In the northwest, security forces were hunting the killers of 21 soldiers whose bodies were discovered not far from two camps outside Peshawar where they had been kidnapped by the Pakistani Taliban.
Around 200 militants, armed with heavy weapons including mortars and rocket launchers, stormed the government paramilitary camps before dawn on Thursday, killing two security personnel and kidnapping 23.
Officials said Sunday the 21 soldiers had their hands tied with rope before they were shot.
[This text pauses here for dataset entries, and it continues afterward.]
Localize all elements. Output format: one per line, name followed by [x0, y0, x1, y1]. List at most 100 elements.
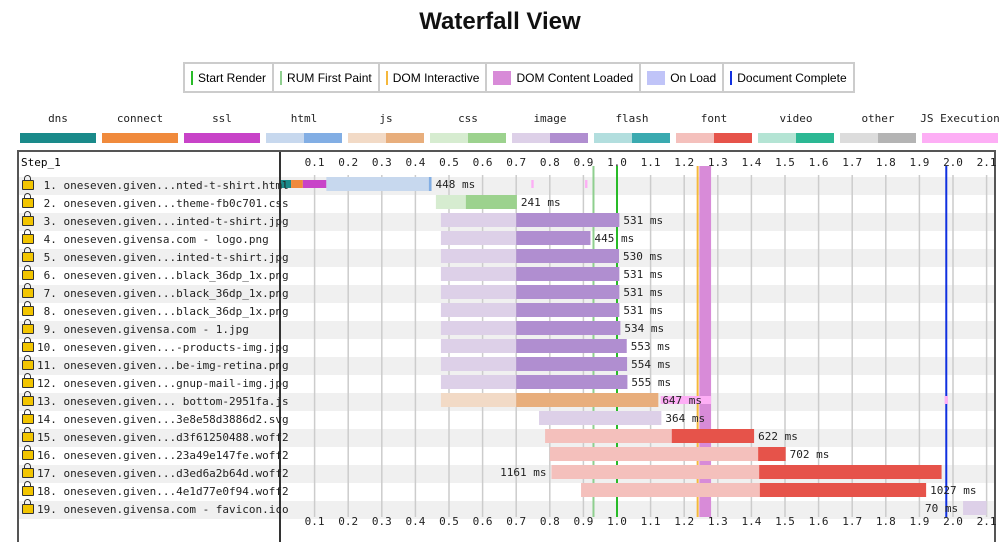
legend-swatch	[730, 70, 733, 85]
download-segment	[516, 321, 621, 335]
wait-segment	[440, 393, 517, 407]
request-label: 15. oneseven.given...d3f61250488.woff2	[22, 427, 289, 447]
type-legend-other: other	[837, 112, 919, 143]
duration-label: 534 ms	[624, 322, 664, 335]
download-segment	[516, 249, 620, 263]
legend-label: DOM Content Loaded	[516, 70, 634, 85]
request-url: 14. oneseven.given...3e8e58d3886d2.svg	[37, 413, 289, 426]
tick-label-bottom: 0.7	[506, 515, 526, 528]
wait-segment	[440, 357, 517, 371]
request-bar: 531 ms	[440, 285, 663, 299]
duration-label: 531 ms	[623, 268, 663, 281]
legend-item: DOM Interactive	[380, 64, 488, 91]
legend-label: DOM Interactive	[392, 70, 480, 85]
request-url: 17. oneseven.given...d3ed6a2b64d.woff2	[37, 467, 289, 480]
type-swatch	[758, 133, 834, 143]
lock-icon	[22, 301, 34, 316]
page-title: Waterfall View	[419, 8, 581, 35]
js-execution-segment	[585, 180, 588, 188]
wait-segment	[435, 195, 466, 209]
type-swatch	[840, 133, 916, 143]
duration-label: 1027 ms	[930, 484, 976, 497]
wait-segment	[440, 213, 517, 227]
request-url: 18. oneseven.given...4e1d77e0f94.woff2	[37, 485, 289, 498]
duration-label: 531 ms	[623, 286, 663, 299]
type-swatch	[594, 133, 670, 143]
lock-icon	[22, 355, 34, 370]
wait-segment	[581, 483, 760, 497]
type-label: js	[379, 112, 393, 125]
request-url: 11. oneseven.given...be-img-retina.png	[37, 359, 289, 372]
tick-label-bottom: 0.4	[405, 515, 425, 528]
lock-icon	[22, 391, 34, 406]
wait-segment	[440, 267, 517, 281]
tick-label-bottom: 1.1	[641, 515, 661, 528]
legend-label: On Load	[670, 70, 717, 85]
type-label: ssl	[212, 112, 232, 125]
waterfall-chart: 0.1 0.1 0.2 0.2 0.3 0.3 0.4 0.4 0.5 0.5 0.6 0.6 0.7 0…	[281, 156, 997, 528]
request-url: 2. oneseven.given...theme-fb0c701.css	[37, 197, 289, 210]
request-bar: 647 ms	[440, 393, 948, 407]
request-url: 15. oneseven.given...d3f61250488.woff2	[37, 431, 289, 444]
row-background	[19, 501, 994, 519]
download-segment	[516, 375, 628, 389]
request-bar: 531 ms	[440, 303, 663, 317]
wait-segment	[440, 231, 517, 245]
type-legend-ssl: ssl	[181, 112, 263, 143]
type-legend-js-execution: JS Execution	[919, 112, 1000, 143]
wait-segment	[440, 375, 517, 389]
legend-item: On Load	[641, 64, 725, 91]
lock-icon	[22, 463, 34, 478]
type-legend-font: font	[673, 112, 755, 143]
tick-label-top: 0.7	[506, 156, 526, 169]
tick-label-bottom: 0.6	[473, 515, 493, 528]
request-bar: 364 ms	[539, 411, 705, 425]
request-label: 1. oneseven.given...nted-t-shirt.html	[22, 175, 289, 195]
request-url: 6. oneseven.given...black_36dp_1x.png	[37, 269, 289, 282]
request-url: 1. oneseven.given...nted-t-shirt.html	[37, 179, 289, 192]
request-label: 14. oneseven.given...3e8e58d3886d2.svg	[22, 409, 289, 429]
request-label: 18. oneseven.given...4e1d77e0f94.woff2	[22, 481, 289, 501]
download-segment	[516, 267, 620, 281]
tick-label-top: 1.6	[809, 156, 829, 169]
duration-label: 241 ms	[521, 196, 561, 209]
legend-swatch	[647, 70, 666, 85]
duration-label: 553 ms	[631, 340, 671, 353]
request-url: 4. oneseven.givensa.com - logo.png	[37, 233, 269, 246]
tick-label-top: 0.9	[573, 156, 593, 169]
download-segment	[516, 285, 620, 299]
download-segment	[758, 447, 786, 461]
request-label: 19. oneseven.givensa.com - favicon.ico	[22, 499, 289, 519]
tick-label-bottom: 0.2	[338, 515, 358, 528]
lock-icon	[22, 193, 34, 208]
legend-item: Document Complete	[724, 64, 852, 91]
request-bar: 1027 ms	[581, 483, 976, 497]
tick-label-bottom: 1.0	[607, 515, 627, 528]
tick-label-bottom: 1.9	[909, 515, 929, 528]
request-label: 10. oneseven.given...-products-img.jpg	[22, 337, 289, 357]
duration-label: 554 ms	[631, 358, 671, 371]
request-label: 9. oneseven.givensa.com - 1.jpg	[22, 319, 249, 339]
request-url: 8. oneseven.given...black_36dp_1x.png	[37, 305, 289, 318]
tick-label-top: 1.5	[775, 156, 795, 169]
lock-icon	[22, 337, 34, 352]
request-label: 5. oneseven.given...inted-t-shirt.jpg	[22, 247, 289, 267]
request-bar: 553 ms	[440, 339, 671, 353]
request-label: 17. oneseven.given...d3ed6a2b64d.woff2	[22, 463, 289, 483]
dns-segment	[281, 180, 292, 188]
tick-label-bottom: 0.5	[439, 515, 459, 528]
lock-icon	[22, 499, 34, 514]
tick-label-top: 1.4	[741, 156, 761, 169]
request-bar: 448 ms	[281, 177, 588, 191]
tick-label-top: 0.3	[372, 156, 392, 169]
legend-label: Document Complete	[737, 70, 847, 85]
download-segment	[671, 429, 755, 443]
duration-label: 445 ms	[594, 232, 634, 245]
lock-icon	[22, 229, 34, 244]
type-label: css	[458, 112, 478, 125]
type-swatch	[348, 133, 424, 143]
request-label: 4. oneseven.givensa.com - logo.png	[22, 229, 269, 249]
tick-label-top: 1.8	[876, 156, 896, 169]
wait-segment	[326, 177, 429, 191]
download-segment	[516, 231, 591, 245]
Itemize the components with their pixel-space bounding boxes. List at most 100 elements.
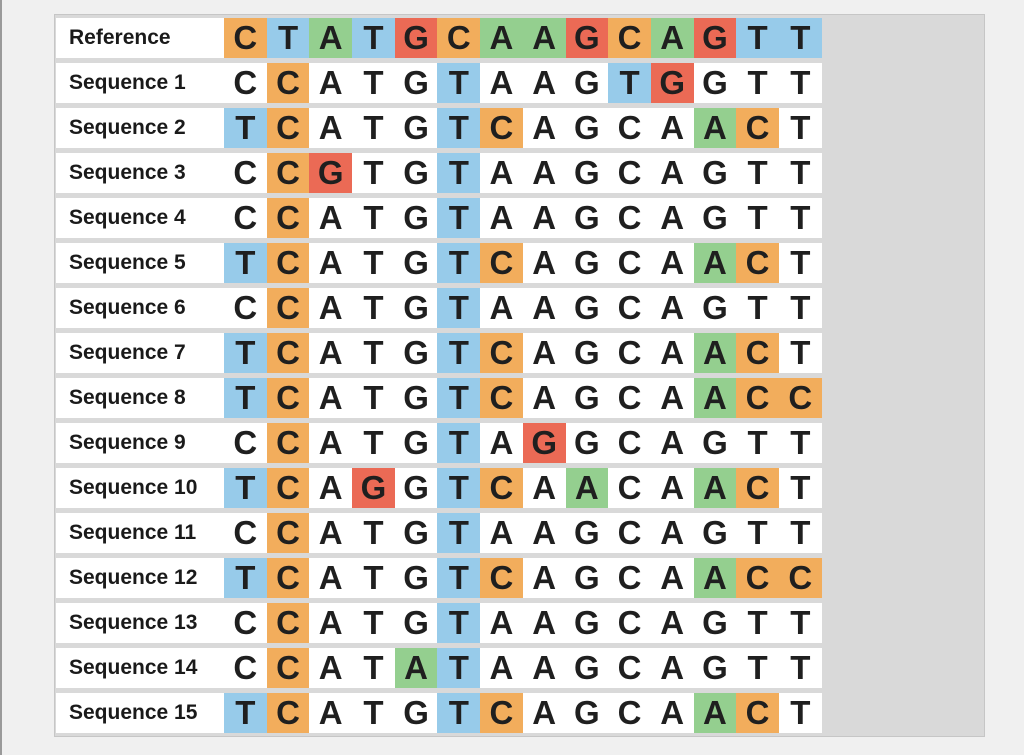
base-cell: A — [309, 513, 353, 553]
base-cell: A — [693, 243, 737, 283]
base-cell: G — [394, 513, 438, 553]
base-cell: C — [266, 423, 310, 463]
base-cell: C — [224, 513, 267, 553]
base-cell: A — [650, 648, 694, 688]
base-cell: G — [565, 333, 609, 373]
base-cell: A — [309, 333, 353, 373]
base-cell: G — [693, 18, 737, 58]
base-cell: A — [309, 288, 353, 328]
base-cell: C — [778, 558, 822, 598]
base-cell: C — [266, 513, 310, 553]
base-cell: A — [480, 513, 523, 553]
base-cell: A — [650, 333, 694, 373]
base-cell: T — [778, 108, 822, 148]
base-cell: T — [778, 198, 822, 238]
base-cell: T — [736, 63, 779, 103]
base-cell: T — [736, 18, 779, 58]
base-cell: T — [778, 603, 822, 643]
base-cell: G — [394, 243, 438, 283]
base-cell: C — [266, 108, 310, 148]
base-cell: T — [736, 198, 779, 238]
base-cell: A — [650, 153, 694, 193]
base-cell: G — [394, 693, 438, 733]
base-cell: T — [224, 378, 267, 418]
base-cell: T — [352, 693, 395, 733]
base-cell: A — [693, 468, 737, 508]
base-cell: T — [352, 288, 395, 328]
base-cell: C — [608, 468, 651, 508]
base-cell: T — [352, 198, 395, 238]
base-cell: T — [352, 243, 395, 283]
base-cell: C — [266, 378, 310, 418]
base-cell: A — [693, 693, 737, 733]
base-cell: A — [650, 693, 694, 733]
base-cell: G — [565, 558, 609, 598]
base-cell: G — [394, 558, 438, 598]
base-cell: G — [565, 288, 609, 328]
base-cell: C — [266, 468, 310, 508]
base-cell: G — [693, 423, 737, 463]
base-cell: T — [437, 648, 481, 688]
base-cell: T — [352, 513, 395, 553]
base-cell: T — [352, 648, 395, 688]
base-cell: T — [778, 693, 822, 733]
base-cell: T — [352, 63, 395, 103]
base-cell: C — [736, 333, 779, 373]
base-cell: C — [266, 603, 310, 643]
base-cell: A — [480, 198, 523, 238]
base-cell: G — [394, 468, 438, 508]
base-cell: G — [565, 63, 609, 103]
base-cell: C — [266, 153, 310, 193]
base-cell: G — [394, 333, 438, 373]
base-cell: A — [309, 648, 353, 688]
base-cell: T — [736, 423, 779, 463]
base-cell: A — [522, 513, 566, 553]
base-cell: A — [522, 603, 566, 643]
base-cell: C — [736, 693, 779, 733]
base-cell: C — [437, 18, 481, 58]
base-cell: C — [224, 153, 267, 193]
base-cell: T — [224, 693, 267, 733]
base-cell: C — [608, 288, 651, 328]
base-cell: C — [608, 603, 651, 643]
base-cell: C — [778, 378, 822, 418]
base-cell: C — [480, 333, 523, 373]
base-cell: A — [522, 648, 566, 688]
base-cell: A — [480, 648, 523, 688]
base-cell: A — [650, 18, 694, 58]
base-cell: T — [224, 108, 267, 148]
base-cell: A — [693, 333, 737, 373]
base-cell: T — [437, 513, 481, 553]
base-cell: G — [565, 198, 609, 238]
row-label: Sequence 14 — [56, 648, 224, 688]
base-cell: C — [224, 648, 267, 688]
base-cell: A — [309, 603, 353, 643]
base-cell: G — [522, 423, 566, 463]
base-cell: C — [266, 198, 310, 238]
base-cell: C — [266, 243, 310, 283]
reference-row: Reference C T A T G C A A G C A G T T — [56, 18, 985, 58]
base-cell: T — [437, 468, 481, 508]
base-cell: C — [608, 243, 651, 283]
base-cell: T — [437, 108, 481, 148]
base-cell: A — [522, 333, 566, 373]
base-cell: G — [565, 108, 609, 148]
base-cell: C — [608, 153, 651, 193]
base-cell: C — [266, 333, 310, 373]
base-cell: C — [480, 693, 523, 733]
base-cell: G — [693, 648, 737, 688]
base-cell: G — [394, 153, 438, 193]
base-cell: A — [309, 198, 353, 238]
base-cell: G — [693, 63, 737, 103]
base-cell: A — [309, 63, 353, 103]
base-cell: T — [437, 423, 481, 463]
base-cell: G — [565, 243, 609, 283]
base-cell: T — [736, 513, 779, 553]
base-cell: T — [778, 468, 822, 508]
base-cell: A — [693, 558, 737, 598]
base-cell: C — [266, 63, 310, 103]
row-label: Reference — [56, 18, 224, 58]
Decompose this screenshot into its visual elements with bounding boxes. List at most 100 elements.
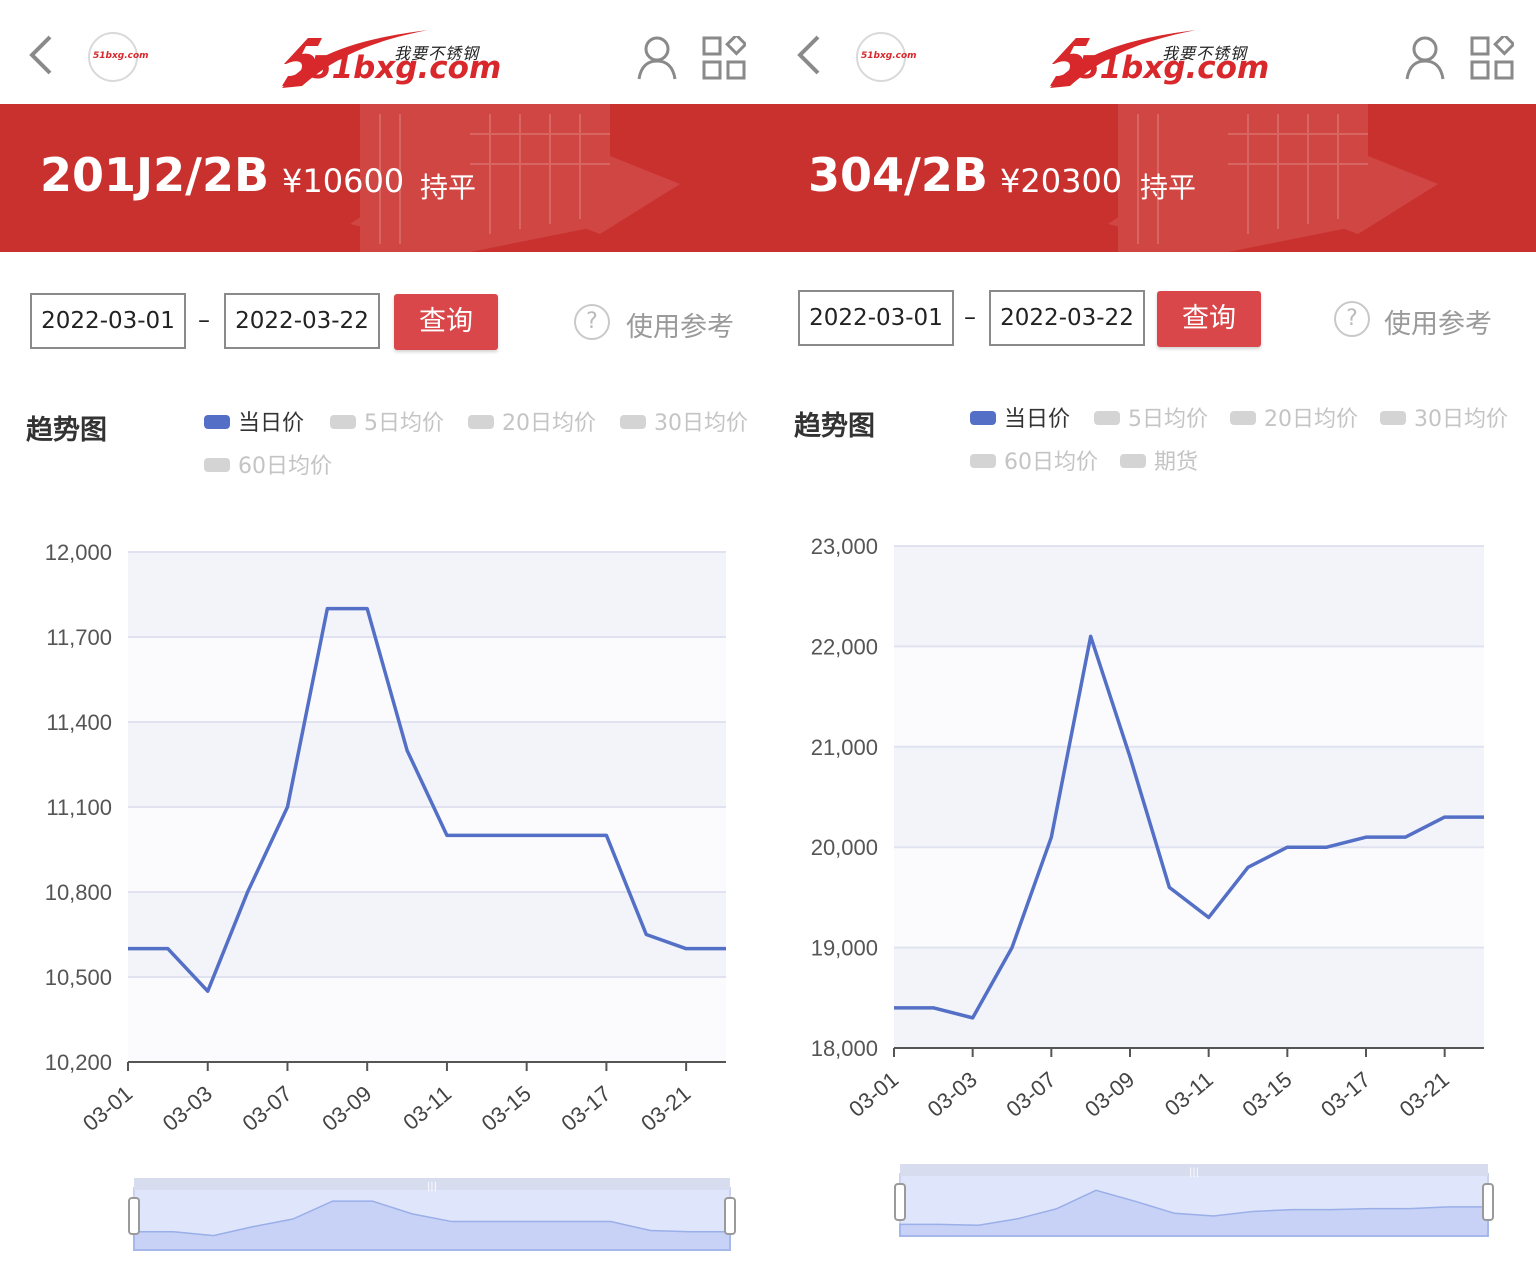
y-tick-label: 22,000 [811,634,878,659]
grid-band [128,977,726,1062]
grid-band [894,947,1484,1048]
datazoom-bar[interactable] [134,1178,730,1190]
y-tick-label: 11,700 [46,625,112,650]
right-panel: 51bxg.com 我要不锈钢 51bxg.com [768,0,1536,1280]
date-to-input[interactable]: 2022-03-22 [224,293,380,349]
brand-logo[interactable]: 我要不锈钢 51bxg.com [1046,24,1269,94]
x-tick-label: 03-07 [1001,1067,1060,1122]
grid-apps-icon[interactable] [702,36,746,80]
x-tick-label: 03-09 [1080,1067,1139,1122]
legend-ma30[interactable]: 30日均价 [1380,406,1508,434]
price-status: 持平 [420,171,477,204]
x-tick-label: 03-03 [158,1081,217,1136]
top-bar: 51bxg.com 我要不锈钢 51bxg.com [0,0,768,104]
datazoom-handle[interactable] [128,1197,140,1235]
x-tick-label: 03-21 [1395,1067,1454,1122]
site-logo-badge[interactable]: 51bxg.com [856,32,917,82]
grid-band [894,847,1484,948]
y-tick-label: 11,100 [46,795,112,820]
x-tick-label: 03-01 [844,1067,903,1122]
legend-swatch [1230,411,1256,425]
date-from-input[interactable]: 2022-03-01 [798,290,954,346]
price-status: 持平 [1140,171,1197,204]
x-tick-label: 03-21 [636,1081,695,1136]
query-button[interactable]: 查询 [1157,291,1261,347]
legend-ma20[interactable]: 20日均价 [468,410,596,438]
legend-daily-price[interactable]: 当日价 [970,406,1070,434]
datazoom-grip-icon: ||| [427,1181,437,1192]
price-banner: 201J2/2B ¥10600 持平 [0,104,768,252]
y-tick-label: 20,000 [811,835,878,860]
datazoom-grip-icon: ||| [1189,1167,1199,1178]
help-label[interactable]: 使用参考 [626,312,734,343]
grid-band [894,746,1484,848]
brand-logo[interactable]: 我要不锈钢 51bxg.com [278,24,501,94]
legend-ma60[interactable]: 60日均价 [970,449,1098,477]
help-circle-icon[interactable]: ? [1334,301,1370,337]
back-arrow-icon[interactable] [794,34,830,76]
user-icon[interactable] [636,36,678,80]
product-price: ¥10600 [282,162,405,200]
x-tick-label: 03-03 [923,1067,982,1122]
legend-swatch [204,458,230,472]
building-illustration [350,104,680,252]
top-bar: 51bxg.com 我要不锈钢 51bxg.com [768,0,1536,104]
datazoom-handle[interactable] [894,1183,906,1221]
y-tick-label: 12,000 [45,540,112,565]
grid-band [128,892,726,977]
product-name: 304/2B [808,148,988,202]
brand-swoosh-icon [1050,30,1196,88]
legend-swatch [1120,454,1146,468]
help-circle-icon[interactable]: ? [574,304,610,340]
x-tick-label: 03-11 [1160,1067,1218,1121]
product-price: ¥20300 [1000,162,1123,200]
user-icon[interactable] [1404,36,1446,80]
y-tick-label: 21,000 [811,735,878,760]
x-tick-label: 03-17 [556,1081,615,1136]
query-button[interactable]: 查询 [394,294,498,350]
grid-band [894,546,1484,647]
grid-band [128,807,726,892]
date-to-input[interactable]: 2022-03-22 [989,290,1145,346]
legend-daily-price[interactable]: 当日价 [204,410,304,438]
brand-swoosh-icon [282,30,428,88]
y-tick-label: 23,000 [811,534,878,559]
x-tick-label: 03-07 [237,1081,296,1136]
y-tick-label: 10,500 [45,965,112,990]
x-tick-label: 03-15 [1237,1067,1296,1122]
date-separator: – [198,306,210,334]
y-tick-label: 11,400 [46,710,112,735]
trend-chart[interactable]: 18,000 19,000 20,000 21,000 22,000 23,000 03-0… [768,520,1536,1280]
legend-futures[interactable]: 期货 [1120,449,1198,477]
datazoom-handle[interactable] [1482,1183,1494,1221]
date-separator: – [964,303,976,331]
x-tick-label: 03-17 [1316,1067,1375,1122]
legend-ma30[interactable]: 30日均价 [620,410,748,438]
trend-chart[interactable]: 10,200 10,500 10,800 11,100 11,400 11,700 12,0… [0,520,768,1280]
site-logo-badge[interactable]: 51bxg.com [88,32,149,82]
section-title: 趋势图 [794,411,875,442]
legend-ma60[interactable]: 60日均价 [204,453,332,481]
date-from-input[interactable]: 2022-03-01 [30,293,186,349]
building-illustration [1108,104,1438,252]
series-line-daily-price [894,634,1484,1020]
legend-ma5[interactable]: 5日均价 [1094,406,1208,434]
legend-ma20[interactable]: 20日均价 [1230,406,1358,434]
datazoom-preview [899,1189,1489,1237]
legend-swatch [468,415,494,429]
y-tick-label: 10,200 [45,1050,112,1075]
legend-ma5[interactable]: 5日均价 [330,410,444,438]
help-label[interactable]: 使用参考 [1384,309,1492,340]
y-tick-label: 18,000 [811,1036,878,1061]
datazoom-bar[interactable] [900,1164,1488,1176]
datazoom-handle[interactable] [724,1197,736,1235]
legend-swatch [620,415,646,429]
legend-swatch [970,411,996,425]
product-name: 201J2/2B [40,148,270,202]
grid-apps-icon[interactable] [1470,36,1514,80]
price-banner: 304/2B ¥20300 持平 [768,104,1536,252]
left-panel: 51bxg.com 我要不锈钢 51bxg.com [0,0,768,1280]
section-title: 趋势图 [26,415,107,446]
back-arrow-icon[interactable] [26,34,62,76]
series-line-daily-price [128,606,726,993]
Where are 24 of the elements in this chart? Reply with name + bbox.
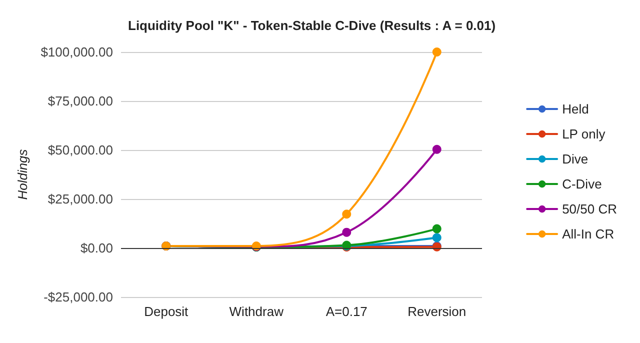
- point: [432, 233, 442, 242]
- point: [432, 144, 442, 154]
- legend-label: LP only: [562, 126, 606, 142]
- y-axis-title: Holdings: [15, 148, 30, 200]
- point: [342, 228, 352, 237]
- y-tick-label: $50,000.00: [48, 142, 113, 158]
- x-tick-label: A=0.17: [326, 304, 368, 319]
- x-tick-label: Deposit: [144, 304, 189, 319]
- point: [432, 224, 442, 234]
- legend-label: Dive: [562, 152, 588, 166]
- legend-label: 50/50 CR: [562, 202, 617, 216]
- y-tick-label: -$25,000.00: [44, 290, 113, 304]
- point: [432, 48, 442, 56]
- x-tick-label: Withdraw: [229, 304, 284, 319]
- legend-label: Held: [562, 102, 589, 116]
- y-tick-label: $0.00: [80, 240, 113, 256]
- y-tick-label: $100,000.00: [40, 44, 113, 60]
- legend-label: All-In CR: [562, 226, 614, 242]
- point: [342, 210, 352, 219]
- y-tick-label: $75,000.00: [48, 94, 113, 108]
- x-tick-label: Reversion: [408, 304, 466, 319]
- chart-title: Liquidity Pool "K" - Token-Stable C-Dive (Results : A = 0.01): [128, 18, 496, 33]
- legend-label: C-Dive: [562, 176, 602, 192]
- y-tick-label: $25,000.00: [48, 192, 113, 206]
Two others -- one wounded and one unhurt -- were also found.
Peshawar is the main city in northwest Pakistan and close to the restive tribal areas bordering Afghanistan, which are regarded as havens for Taliban and Al Qaeda-linked militants.
Mohammad Afridi, a Taliban spokesman from the tribal town of Darra Adam Khel, earlier claimed responsibility for the kidnappings. The Taliban have not yet commented on the killings.
In August the Pakistani Taliban released a video showing what appeared to be the severed heads of a dozen soldiers, after the military said 15 troops had gone missing following fighting with militants in the Bajaur tribal district.
Pakistan has lost more than 3,000 soldiers in the fight against homegrown insurgents but has resisted US pressure to do more to eliminate havens used by those fighting the Americans in Afghanistan.